Yzola: Since weed is still illegal on the federal level, prospective dispensary owners can't get a bank loan to open a business. Meanwhile, big hedge funds have been investing in weed since before it was even officially legal. And this has set up the biggest players in the game for success.
Take MedMen, for instance. MedMen is a high-end dispensary operating mainly out of California, where recreational cannabis is legal. It prides itself on basically being the Apple store of weed. Attentive staff, sleek paraphernalia, glass display cases, and a superhigh price tag. MedMen was founded back in 2010, eight years before California allowed licensed shops to sell recreational weed.
Before the company went public, it made $110 million in private placement investments. When profits dipped because of high taxes and dispensary restrictions, it was able to secure a $100 million loan from a cannabis-focused investment company.
Today, the $1.6 billion company is continuing to expand at rates faster than the legal system. Out of the six states it has offices in, only three of those states have made recreational cannabis legal.
If we look at small minority businesses as a whole, they're statistically less likely to receive investments. Out of all venture-capital-backed businesses in the US, only 1% were black-owned and 1.8% were Latino owned. This makes it hard for owners to hire more employees, expand, or deal with unexpected profit losses. For the weed industry, charges pile up long before you're even approved for a license. By the time your application goes through, you're looking at costs within the millions.

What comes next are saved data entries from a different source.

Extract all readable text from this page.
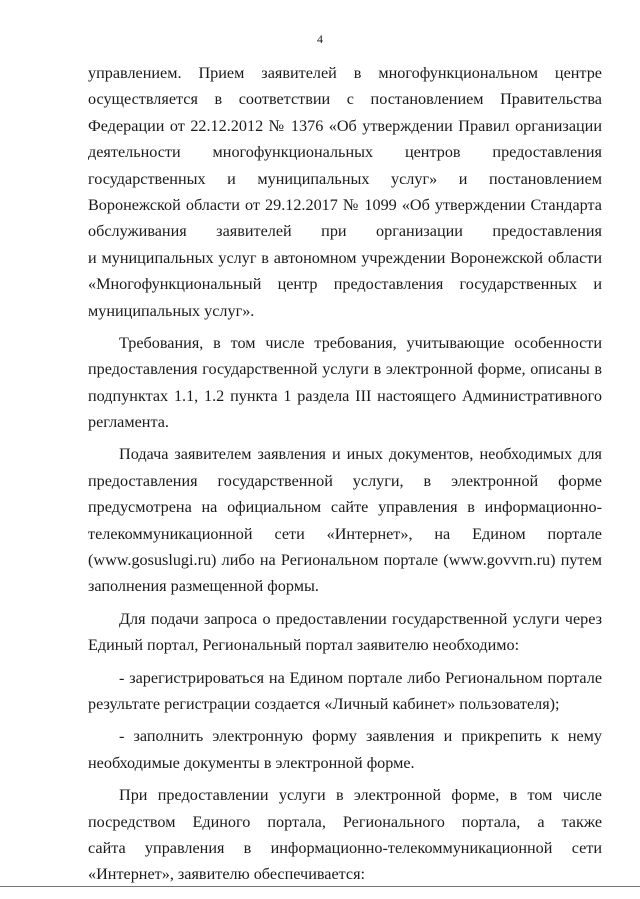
4
управлением. Прием заявителей в многофункциональном центре
осуществляется в соответствии с постановлением Правительства
Федерации от 22.12.2012 № 1376 «Об утверждении Правил организации
деятельности многофункциональных центров предоставления
государственных и муниципальных услуг» и постановлением
Воронежской области от 29.12.2017 № 1099 «Об утверждении Стандарта
обслуживания заявителей при организации предоставления
и муниципальных услуг в автономном учреждении Воронежской области
«Многофункциональный центр предоставления государственных и
муниципальных услуг».
Требования, в том числе требования, учитывающие особенности
предоставления государственной услуги в электронной форме, описаны в
подпунктах 1.1, 1.2 пункта 1 раздела III настоящего Административного
регламента.
Подача заявителем заявления и иных документов, необходимых для
предоставления государственной услуги, в электронной форме
предусмотрена на официальном сайте управления в информационно-
телекоммуникационной сети «Интернет», на Едином портале
(www.gosuslugi.ru) либо на Региональном портале (www.govvrn.ru) путем
заполнения размещенной формы.
Для подачи запроса о предоставлении государственной услуги через
Единый портал, Региональный портал заявителю необходимо:
- зарегистрироваться на Едином портале либо Региональном портале
результате регистрации создается «Личный кабинет» пользователя);
- заполнить электронную форму заявления и прикрепить к нему
необходимые документы в электронной форме.
При предоставлении услуги в электронной форме, в том числе
посредством Единого портала, Регионального портала, а также
сайта управления в информационно-телекоммуникационной сети
«Интернет», заявителю обеспечивается:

Littlejohn: Starting simply from the point of application, we have some states where the application fees themselves, for a single facility, are tens of thousands of dollars. Now, that doesn't include the additional capitalization requirements that many states have that can enter into hundreds of thousands of dollars per location and per license.
James: When you're giving out less than 60 licenses in a state or five licenses in a state, it's going to cost you anywhere between $50,000 and $250,000 to have a technical writer write your application for you.
Yzola: While the application is processing, you're also required to either own or rent a commercial property. This means, for the time it takes for you to get approved, you're paying rent or mortgage on a space you can't even legally use for profit yet.
Littlejohn: I talked to a woman who lost her home because she was trying to finance her cannabis business and had to wait so long.
Yzola: Current owners, activists, and nonprofits are working to eliminate these roadblocks. But it all starts with people in communities of color at the forefront of policy change.
James: The reason why it's extremely important that we have black and brown ownership is because this industry was built on our back. So when you have 800,000 arrests a year and 85% of them were black and brown and we were targeted by police departments to work in privatized prison systems as slave labor, we are owed these licenses. We are owed the opportunity to be owners in this industry. And states need to make that so.